The price of power is largely determined by the “day-ahead” market, a wholesale auction where electricity generators bid to supply power for the next 24 hours to energy firms and industrial users. If generators expect to have excess output, they submit low or negative bids, as fully turning off facilities like wind turbines would be less economical. This in turn causes prices to go negative, which means generators must pay to feed their power into the grid.


Such negative pricing periods usually only occur when a surge in renewable electricity production, for example during particularly sunny or windy periods, coincides with low demand on the grid, such as during weekends or summer holidays. But swift growth in renewable power generation means they are increasingly common even during the working week, and many countries are forecasting a record year for negative pricing.


“For the last 25 years, they have been occasional and rare and on special occasions. But now they are massive and they happen during the day, when everyone is working, when everyone is consuming electricity,” says Kathrin Goldammer at the Reiner Lemoine Institute in Germany.


For example, in Great Britain – which has a separate electricity market to Northern Ireland, which makes up the rest of the UK – the first six months of 2024 have seen 3.5 times more negative pricing periods than the same period in 2023, says Euan Killengray at KrakenFlex, a subsidiary of UK energy supplier Octopus Energy.


This change appears to be driven by the growing proportion of renewable electricity on the British grid. In 2021, negative prices occurred for roughly 1 hour a fortnight, on average. So far this year, negative prices are averaging at close to 1 hour a day, according to analysis shared by Pierre Pinson at Imperial College London.

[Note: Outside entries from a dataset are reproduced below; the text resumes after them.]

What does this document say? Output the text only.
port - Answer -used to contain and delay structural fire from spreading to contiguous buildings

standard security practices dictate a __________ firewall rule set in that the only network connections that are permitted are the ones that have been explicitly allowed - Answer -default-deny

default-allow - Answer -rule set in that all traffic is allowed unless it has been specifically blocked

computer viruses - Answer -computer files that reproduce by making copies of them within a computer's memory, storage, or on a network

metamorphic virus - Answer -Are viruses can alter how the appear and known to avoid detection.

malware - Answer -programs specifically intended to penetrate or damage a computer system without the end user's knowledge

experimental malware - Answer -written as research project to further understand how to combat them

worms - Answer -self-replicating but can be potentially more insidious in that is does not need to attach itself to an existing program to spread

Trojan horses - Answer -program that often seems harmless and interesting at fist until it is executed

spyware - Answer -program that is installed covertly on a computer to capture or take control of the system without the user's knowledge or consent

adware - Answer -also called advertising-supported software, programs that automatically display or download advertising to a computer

“In a power system which has a higher and higher degree of renewable energy… then basically everyone wants to get rid of their electricity at very low cost on the wholesale market,” says Goldammer.


Subsidies paid to renewable electricity generators, which guarantee a price regardless of the market rate, have also helped negative prices to become more commonplace, as they mean firms are willing to accept a below-zero rate.

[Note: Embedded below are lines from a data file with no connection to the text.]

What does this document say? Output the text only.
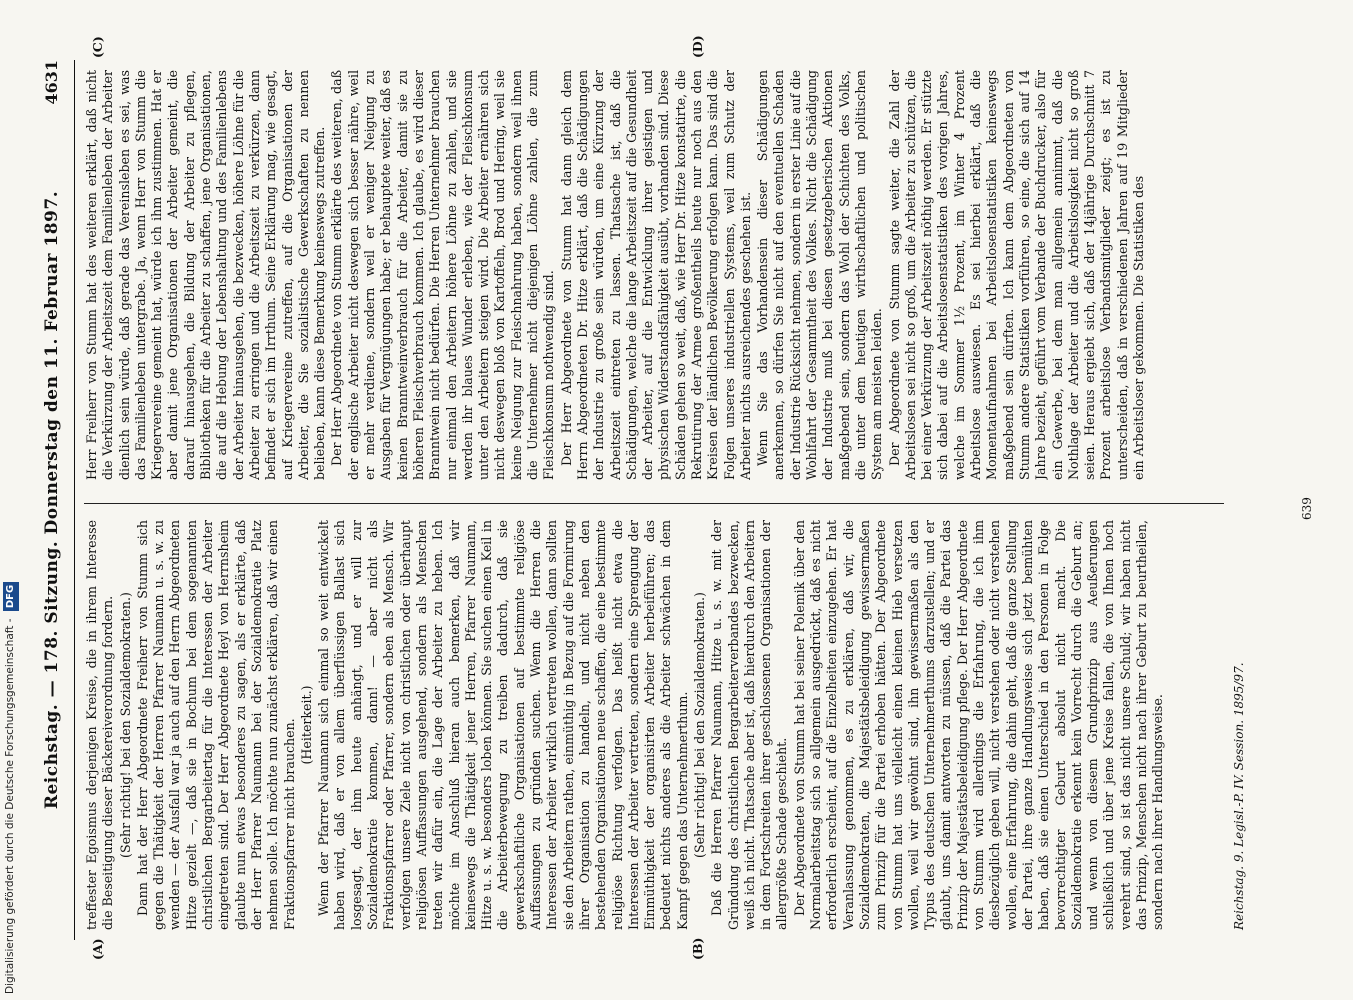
Reichstag. — 178. Sitzung. Donnerstag den 11. Februar 1897.
4631
(A)	(B)
(C)	(D)

treffester Egoismus derjenigen Kreise, die in ihrem Interesse die Beseitigung dieser Bäckereiverordnung fordern. (Sehr richtig! bei den Sozialdemokraten.) Dann hat der Herr Abgeordnete Freiherr von Stumm sich gegen die Thätigkeit der Herren Pfarrer Naumann u. s. w. zu wenden — der Ausfall war ja auch auf den Herrn Abgeordneten Hitze gezielt —, daß sie in Bochum bei dem sogenannten christlichen Bergarbeitertag für die Interessen der Arbeiter eingetreten sind. Der Herr Abgeordnete Heyl von Herrnsheim glaubte nun etwas besonderes zu sagen, als er erklärte, daß der Herr Pfarrer Naumann bei der Sozialdemokratie Platz nehmen solle. Ich möchte nun zunächst erklären, daß wir einen Fraktionspfarrer nicht brauchen. (Heiterkeit.) Wenn der Pfarrer Naumann sich einmal so weit entwickelt haben wird, daß er von allem überflüssigen Ballast sich losgesagt, der ihm heute anhängt, und er will zur Sozialdemokratie kommen, dann! — aber nicht als Fraktionspfarrer oder Pfarrer, sondern eben als Mensch. Wir verfolgen unsere Ziele nicht von christlichen oder überhaupt religiösen Auffassungen ausgehend, sondern als Menschen treten wir dafür ein, die Lage der Arbeiter zu heben. Ich möchte im Anschluß hieran auch bemerken, daß wir keineswegs die Thätigkeit jener Herren, Pfarrer Naumann, Hitze u. s. w. besonders loben können. Sie suchen einen Keil in die Arbeiterbewegung zu treiben dadurch, daß sie gewerkschaftliche Organisationen auf bestimmte religiöse Auffassungen zu gründen suchen. Wenn die Herren die Interessen der Arbeiter wirklich vertreten wollen, dann sollten sie den Arbeitern rathen, einmüthig in Bezug auf die Formirung ihrer Organisation zu handeln, und nicht neben den bestehenden Organisationen neue schaffen, die eine bestimmte religiöse Richtung verfolgen. Das heißt nicht etwa die Interessen der Arbeiter vertreten, sondern eine Sprengung der Einmüthigkeit der organisirten Arbeiter herbeiführen; das bedeutet nichts anderes als die Arbeiter schwächen in dem Kampf gegen das Unternehmerthum. (Sehr richtig! bei den Sozialdemokraten.) Daß die Herren Pfarrer Naumann, Hitze u. s. w. mit der Gründung des christlichen Bergarbeiterverbandes bezwecken, weiß ich nicht. Thatsache aber ist, daß hierdurch den Arbeitern in dem Fortschreiten ihrer geschlossenen Organisationen der allergrößte Schade geschieht. Der Abgeordnete von Stumm hat bei seiner Polemik über den Normalarbeitstag sich so allgemein ausgedrückt, daß es nicht erforderlich erscheint, auf die Einzelheiten einzugehen. Er hat Veranlassung genommen, es zu erklären, daß wir, die Sozialdemokraten, die Majestätsbeleidigung gewissermaßen zum Prinzip für die Partei erhoben hätten. Der Abgeordnete von Stumm hat uns vielleicht einen kleinen Hieb versetzen wollen, weil wir gewöhnt sind, ihn gewissermaßen als den Typus des deutschen Unternehmerthums darzustellen; und er glaubt, uns damit antworten zu müssen, daß die Partei das Prinzip der Majestätsbeleidigung pflege. Der Herr Abgeordnete von Stumm wird allerdings die Erfahrung, die ich ihm diesbezüglich geben will, nicht verstehen oder nicht verstehen wollen, eine Erfahrung, die dahin geht, daß die ganze Stellung der Partei, ihre ganze Handlungsweise sich jetzt bemühten haben, daß sie einen Unterschied in den Personen in Folge bevorrechtigter Geburt absolut nicht macht. Die Sozialdemokratie erkennt kein Vorrecht durch die Geburt an; und wenn von diesem Grundprinzip aus Aeußerungen schließlich und über jene Kreise fallen, die von Ihnen hoch verehrt sind, so ist das nicht unsere Schuld; wir haben nicht das Prinzip, Menschen nicht nach ihrer Geburt zu beurtheilen, sondern nach ihrer Handlungsweise.

Herr Freiherr von Stumm hat des weiteren erklärt, daß nicht die Verkürzung der Arbeitszeit dem Familienleben der Arbeiter dienlich sein würde, daß gerade das Vereinsleben es sei, was das Familienleben untergrabe. Ja, wenn Herr von Stumm die Kriegervereine gemeint hat, würde ich ihm zustimmen. Hat er aber damit jene Organisationen der Arbeiter gemeint, die darauf hinausgehen, die Bildung der Arbeiter zu pflegen, Bibliotheken für die Arbeiter zu schaffen, jene Organisationen, die auf die Hebung der Lebenshaltung und des Familienlebens der Arbeiter hinausgehen, die bezwecken, höhere Löhne für die Arbeiter zu erringen und die Arbeitszeit zu verkürzen, dann befindet er sich im Irrthum. Seine Erklärung mag, wie gesagt, auf Kriegervereine zutreffen, auf die Organisationen der Arbeiter, die Sie sozialistische Gewerkschaften zu nennen belieben, kann diese Bemerkung keineswegs zutreffen. Der Herr Abgeordnete von Stumm erklärte des weiteren, daß der englische Arbeiter nicht deswegen sich besser nähre, weil er mehr verdiene, sondern weil er weniger Neigung zu Ausgaben für Vergnügungen habe; er behauptete weiter, daß es keinen Branntweinverbrauch für die Arbeiter, damit sie zu höheren Fleischverbrauch kommen. Ich glaube, es wird dieser Branntwein nicht bedürfen. Die Herren Unternehmer brauchen nur einmal den Arbeitern höhere Löhne zu zahlen, und sie werden ihr blaues Wunder erleben, wie der Fleischkonsum unter den Arbeitern steigen wird. Die Arbeiter ernähren sich nicht deswegen bloß von Kartoffeln, Brod und Hering, weil sie keine Neigung zur Fleischnahrung haben, sondern weil ihnen die Unternehmer nicht diejenigen Löhne zahlen, die zum Fleischkonsum nothwendig sind. Der Herr Abgeordnete von Stumm hat dann gleich dem Herrn Abgeordneten Dr. Hitze erklärt, daß die Schädigungen der Industrie zu große sein würden, um eine Kürzung der Arbeitszeit eintreten zu lassen. Thatsache ist, daß die Schädigungen, welche die lange Arbeitszeit auf die Gesundheit der Arbeiter, auf die Entwicklung ihrer geistigen und physischen Widerstandsfähigkeit ausübt, vorhanden sind. Diese Schäden gehen so weit, daß, wie Herr Dr. Hitze konstatirte, die Rekrutirung der Armee großentheils heute nur noch aus den Kreisen der ländlichen Bevölkerung erfolgen kann. Das sind die Folgen unseres industriellen Systems, weil zum Schutz der Arbeiter nichts ausreichendes geschehen ist. Wenn Sie das Vorhandensein dieser Schädigungen anerkennen, so dürfen Sie nicht auf den eventuellen Schaden der Industrie Rücksicht nehmen, sondern in erster Linie auf die Wohlfahrt der Gesammtheit des Volkes. Nicht die Schädigung der Industrie muß bei diesen gesetzgeberischen Aktionen maßgebend sein, sondern das Wohl der Schichten des Volks, die unter dem heutigen wirthschaftlichen und politischen System am meisten leiden. Der Abgeordnete von Stumm sagte weiter, die Zahl der Arbeitslosen sei nicht so groß, um die Arbeiter zu schützen, die bei einer Verkürzung der Arbeitszeit nöthig werden. Er stützte sich dabei auf die Arbeitslosenstatistiken des vorigen Jahres, welche im Sommer 1½ Prozent, im Winter 4 Prozent Arbeitslose auswiesen. Es sei hierbei erklärt, daß die Momentaufnahmen bei Arbeitslosenstatistiken keineswegs maßgebend sein dürften. Ich kann dem Abgeordneten von Stumm andere Statistiken vorführen, so eine, die sich auf 14 Jahre bezieht, geführt vom Verbande der Buchdrucker, also für ein Gewerbe, bei dem man allgemein annimmt, daß die Nothlage der Arbeiter und die Arbeitslosigkeit nicht so groß seien. Heraus ergiebt sich, daß der 14jährige Durchschnitt 7 Prozent arbeitslose Verbandsmitglieder zeigt; es ist zu unterscheiden, daß in verschiedenen Jahren auf 19 Mitglieder ein Arbeitsloser gekommen. Die Statistiken des

Reichstag. 9. Legisl.-P. IV. Session. 1895/97.
639
Digitalisierung gefördert durch die Deutsche Forschungsgemeinschaft - DFG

This isn’t just an issue for the British grid. The Netherlands recorded 316 hours of negative prices last year, according to EnAppSys data, while in March, Spain recorded its first ever instance of negative prices. Germany is also on course to experience a record year for negative pricing this year, says Claus Urbanke at renewable generator Statkraft. “The number of negative prices is rising currently, quite strongly,” he says.


So what is wrong with getting paid to use power? For one thing, it can impact the business case for building new renewable capacity, says Urbanke. Given global clean power generation must triple by 2030 to meet climate goals, anything that weakens the investment case is risky.


Meanwhile, during periods of negative pricing, the cost of balancing the grid goes up. Grid operators must work harder to move huge volumes of renewable power around and ensure back-up power is on hand to provide stability to the grid.


Consumers don’t benefit either. Very few households will be on energy tariffs that track wholesale markets, and even then consumer bills face additional standing charges and levies, making it impossible to get paid for running your washing machine, say.

But there are upsides. Negative prices also send a signal to the market to invest in more flexible technologies, such as batteries, which can store power when it is cheap. “Negative prices are not only a problem, they are also an opportunity,” says Goldammer. Wind farms and solar plants are increasingly likely to house batteries or hydrogen production facilities on site, for example, so they can store energy rather than feed it into the grid when electricity prices are below zero.


Likewise, as households transition to electric vehicles and heat pumps, there will be more reason to switch to tariffs that automatically draw down power at the cheapest point of the day, helping more of the excess to be used. Governments are also acting to tighten rules around subsidy payments, so generators have less of an incentive to bid negative prices into the wholesale market.


Eventually, greater flexibility and regulatory reform will help supplies better match demand in the power markets, says Pinson, largely ending below-zero rates. “It is going to be a lot of small and medium solutions that we combine here and there, and eventually we get this extra flexibility that has a huge impact in the market,” he says.